- 1 pound (lean) ground chicken
- 1 egg
- 1/2 cup whole-wheat bread crumbs or almond flour
- 1 tablespoon Red Pepper powder or flakes, (Korean or Asian recommended)
- 1/2 cup green onions, finely diced
- 2 teaspoons garlic powder
- 2 teaspoons fresh or powdered ginger
- ¾ teaspoon kosher salt
- 3 tablespoons honey
- 3 tablespoons apple cider vinegar
- 3 tablespoons tamari or low-sodium soy sauce
- 1 tablespoon sesame seeds
- 2 tablespoons fresh cilantro, chopped
- Preheat oven to 350 degrees.
- In a large bowl, mix together ground chicken, egg, bread crumbs, red pepper flakes, green onions, garlic powder, ginger, and salt. Set aside for 15 minutes to allow the breadcrumbs to expand, then roll into 1″ balls. Place on a parchment-lined baking sheet and bake for 18-22 minutes, or just until the center of each meatball is cooked. Transfer meatballs to a large skillet.

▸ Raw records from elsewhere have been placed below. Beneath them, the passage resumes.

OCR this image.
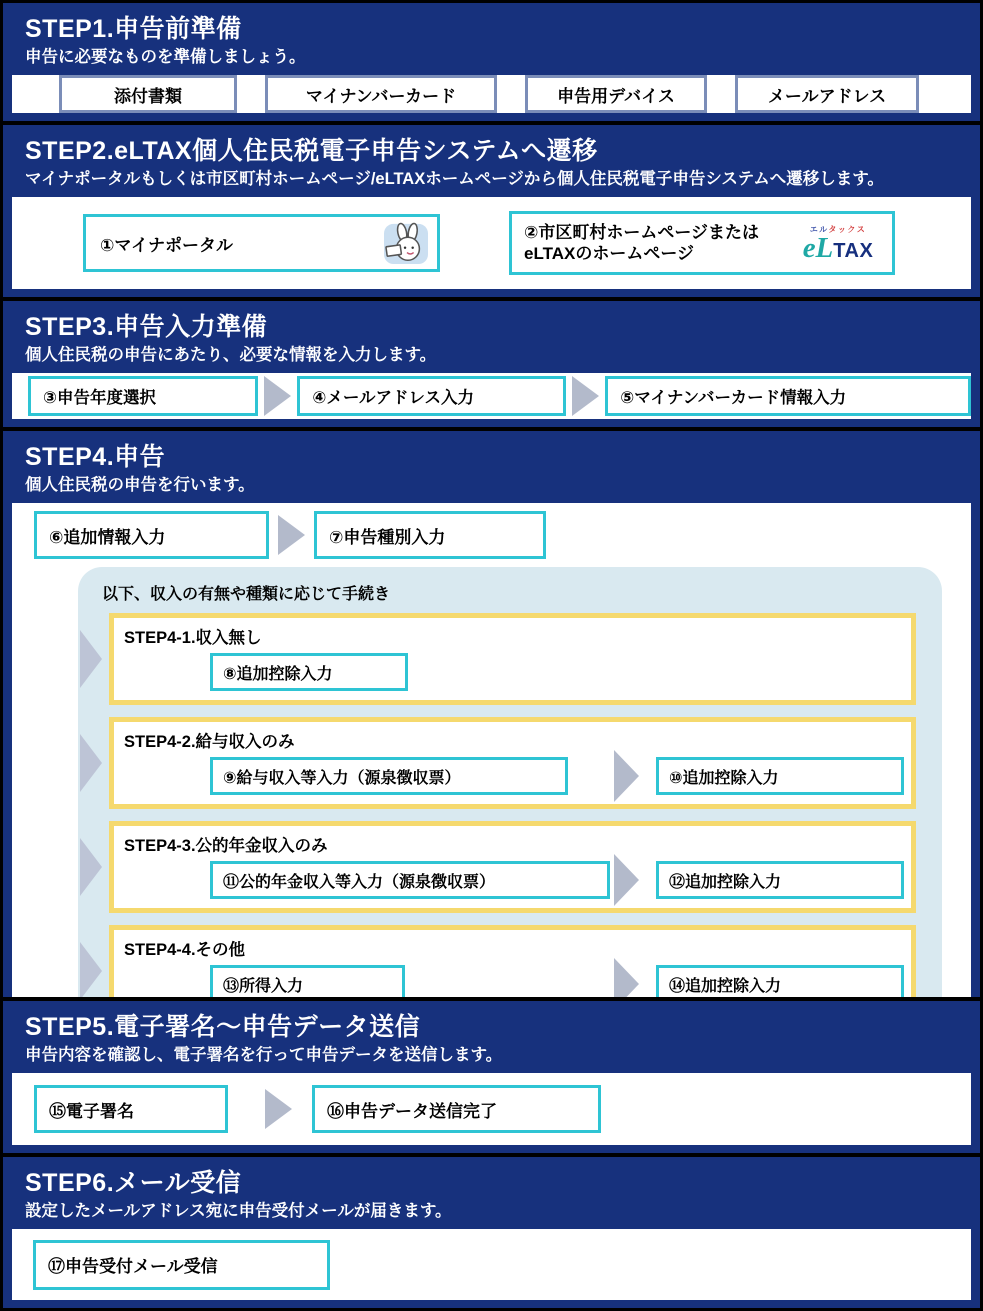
STEP1.申告前準備
申告に必要なものを準備しましょう。
添付書類	マイナンバーカード	申告用デバイス	メールアドレス
STEP2.eLTAX個人住民税電子申告システムへ遷移
マイナポータルもしくは市区町村ホームページ/eLTAXホームページから個人住民税電子申告システムへ遷移します。
①マイナポータル
②市区町村ホームページまたは
eLTAXのホームページ
エルタックス
eLTAX
STEP3.申告入力準備
個人住民税の申告にあたり、必要な情報を入力します。
③申告年度選択	④メールアドレス入力	⑤マイナンバーカード情報入力
STEP4.申告
個人住民税の申告を行います。
⑥追加情報入力	⑦申告種別入力
以下、収入の有無や種類に応じて手続き
STEP4-1.収入無し
⑧追加控除入力
STEP4-2.給与収入のみ
⑨給与収入等入力（源泉徴収票）	⑩追加控除入力
STEP4-3.公的年金収入のみ
⑪公的年金収入等入力（源泉徴収票）	⑫追加控除入力
STEP4-4.その他
⑬所得入力	⑭追加控除入力
STEP5.電子署名～申告データ送信
申告内容を確認し、電子署名を行って申告データを送信します。
⑮電子署名	⑯申告データ送信完了
STEP6.メール受信
設定したメールアドレス宛に申告受付メールが届きます。
⑰申告受付メール受信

- In a small bowl, whisk together honey, vinegar, and tamari. Drizzle over meatballs. Cover skillet and turn stove to medium heat, stirring every 2-3 minutes as needed to keep the meatballs from sticking to the bottom of the pan. Cook just until the mixture begins to steam. Remove from heat, sprinkle with sesame seeds and cilantro.
- Serve meatballs immediately and enjoy!